Jinyu Han

Audio Imputation

By Jinyu Han, Gautham J. Mysore and Bryan Pardo

Work presented at LVA/ICA 2012

Tel-Aviv, Israel

March 12-15, 2012.

We present an approach that estimates missing values in the time-frequency domain of audio signals.

The proposed approach, based on the Non-negative Hidden Markov Model as explained in detail [here], enables more temporally-coherent estimation for the missing data by accounting for both the spectral and temporal information of the audio signal.

This approach is able to reconstruct highly corrupted audio with large parts of the spectrogram missing, and has advantages over performing imputation using PLCA.

Related paper

J. Han, G. J. Mysore, and B. Pardo: Audio Imputation using the Non-negative Hidden Markov Model. Lecture Notes in Computer Science: Latent Variable Analysis and Signal Separation (LVA/ICA), 2012. (Spotlight Presentation) [pdf] [BibTex]

Modeling of Audio

Non-negative Spectrogram Factorization (PLCA)

Non-negative spectrogram factorization refers to a class of methods including non-negative matrix factorization and probabilistic latent component analysis (PLCA), which are used to factorize spectrograms. In this discussion, we will use the specific case of PLCA. However, the ideas generalize to most such methods.

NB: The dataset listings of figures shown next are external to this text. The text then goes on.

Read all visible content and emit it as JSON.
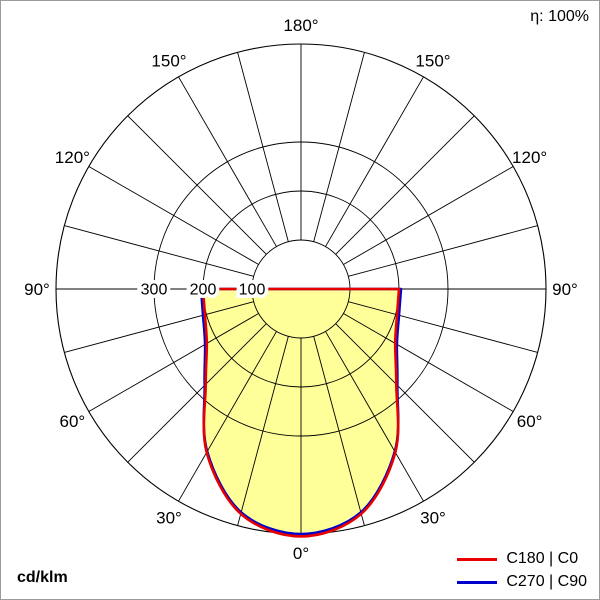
{
  "header": {
    "efficiency": "η: 100%"
  },
  "footer": {
    "unit": "cd/klm"
  },
  "legend": [
    {
      "label": "C180 | C0",
      "color": "#e60000"
    },
    {
      "label": "C270 | C90",
      "color": "#0000cc"
    }
  ],
  "chart_data": {
    "type": "polar",
    "unit": "cd/klm",
    "angle_axis": {
      "grid_step_deg": 15,
      "label_step_deg": 30,
      "labels": [
        "0°",
        "30°",
        "60°",
        "90°",
        "120°",
        "150°",
        "180°"
      ]
    },
    "r_axis": {
      "ticks": [
        100,
        200,
        300
      ],
      "tick_labels": [
        "100",
        "200",
        "300"
      ],
      "max": 500
    },
    "gamma_deg": [
      0,
      15,
      30,
      45,
      60,
      75,
      90
    ],
    "series": [
      {
        "name": "C270 | C90",
        "color": "#0000cc",
        "values": [
          500,
          472,
          383,
          278,
          226,
          207,
          204
        ]
      },
      {
        "name": "C180 | C0",
        "color": "#e60000",
        "values": [
          505,
          475,
          385,
          275,
          222,
          203,
          200
        ]
      }
    ],
    "fill_color": "#ffff99",
    "efficiency_percent": 100
  }
}
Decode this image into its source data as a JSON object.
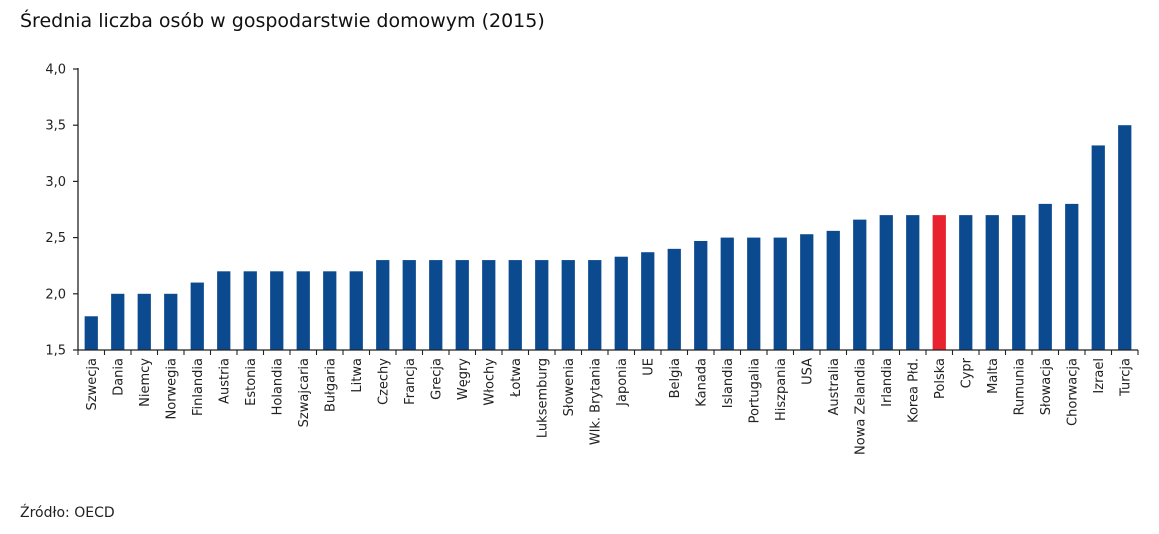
{
  "header": {
    "title": "Średnia liczba osób w gospodarstwie domowym (2015)"
  },
  "footer": {
    "source": "Źródło: OECD"
  },
  "colors": {
    "bar": "#0b4a8f",
    "highlight": "#e8232f",
    "axis": "#222222"
  },
  "chart_data": {
    "type": "bar",
    "title": "Średnia liczba osób w gospodarstwie domowym (2015)",
    "xlabel": "",
    "ylabel": "",
    "ylim": [
      1.5,
      4.0
    ],
    "yticks": [
      "1,5",
      "2,0",
      "2,5",
      "3,0",
      "3,5",
      "4,0"
    ],
    "ytick_values": [
      1.5,
      2.0,
      2.5,
      3.0,
      3.5,
      4.0
    ],
    "grid": false,
    "highlight": "Polska",
    "categories": [
      "Szwecja",
      "Dania",
      "Niemcy",
      "Norwegia",
      "Finlandia",
      "Austria",
      "Estonia",
      "Holandia",
      "Szwajcaria",
      "Bułgaria",
      "Litwa",
      "Czechy",
      "Francja",
      "Grecja",
      "Węgry",
      "Włochy",
      "Łotwa",
      "Luksemburg",
      "Słowenia",
      "Wlk. Brytania",
      "Japonia",
      "UE",
      "Belgia",
      "Kanada",
      "Islandia",
      "Portugalia",
      "Hiszpania",
      "USA",
      "Australia",
      "Nowa Zelandia",
      "Irlandia",
      "Korea Płd.",
      "Polska",
      "Cypr",
      "Malta",
      "Rumunia",
      "Słowacja",
      "Chorwacja",
      "Izrael",
      "Turcja"
    ],
    "values": [
      1.8,
      2.0,
      2.0,
      2.0,
      2.1,
      2.2,
      2.2,
      2.2,
      2.2,
      2.2,
      2.2,
      2.3,
      2.3,
      2.3,
      2.3,
      2.3,
      2.3,
      2.3,
      2.3,
      2.3,
      2.33,
      2.37,
      2.4,
      2.47,
      2.5,
      2.5,
      2.5,
      2.53,
      2.56,
      2.66,
      2.7,
      2.7,
      2.7,
      2.7,
      2.7,
      2.7,
      2.8,
      2.8,
      3.32,
      3.5
    ]
  }
}
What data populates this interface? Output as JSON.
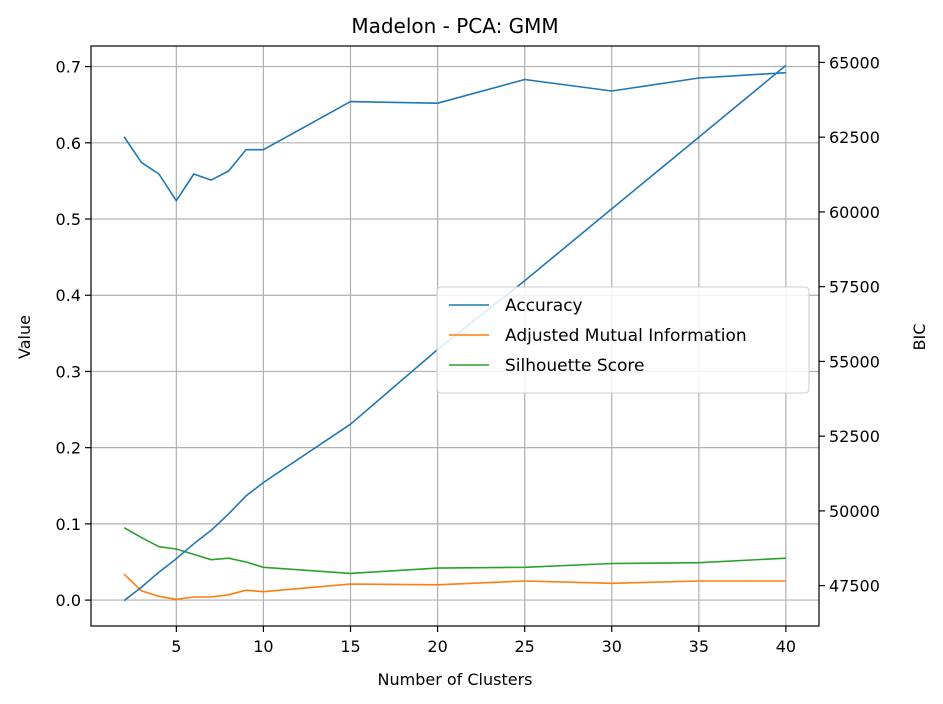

One of the problems with PLCA is that:

It models the audio with a single non-negative dictionary.

It does not account for non-stationarity and temporal dynamics of audio.

A Large dictionary learned by PLCA

Non-negative Hidden Markov Model (N-HMM)

Model the audio with multiple dictionaries such that each time frame is a linear combination of elements from any one dictionary.

A Markov chain models the transitions between dictionaries.

Multiple dictionaries and a Markov chain learned by N-HMM.

An illustration of the proposed audio imputation system using N-HMM (of five states/dictionaries)

Illustration Examples

In the following examples we automatically fill in the time-frequency domain using our proposed method and compare the results to a method based Probabilistic Latent Component Analysis. Here are two examples with large regions of the spectrogram missing.

"Scar Tissue" by "Red Hot Chili Peppers"

In this example, PLCA produces a reconstruction with a lots of high frequency noise, while the reconstruction by the proposed method is much more clean. Although the reconstructed signal by the proposed method sounds less full in the high frequency range, we still find that it is more perceptually pleasing than adding extra noise in the high frequency domain

Original audio Corrupted audio input

Imputation result by PLCA Imputation result by the Proposed

"Born to be wild" by "Steppenwolf"

In this example, PLCA gets the temporal dynamics of the audio wrong. It is obviously to hear that too much energy is asigned to the percussion sound (the bright vertical strip in the spectrogram) in the music. In contrast, the reconstructed signal by our method has a better temporal dynamics.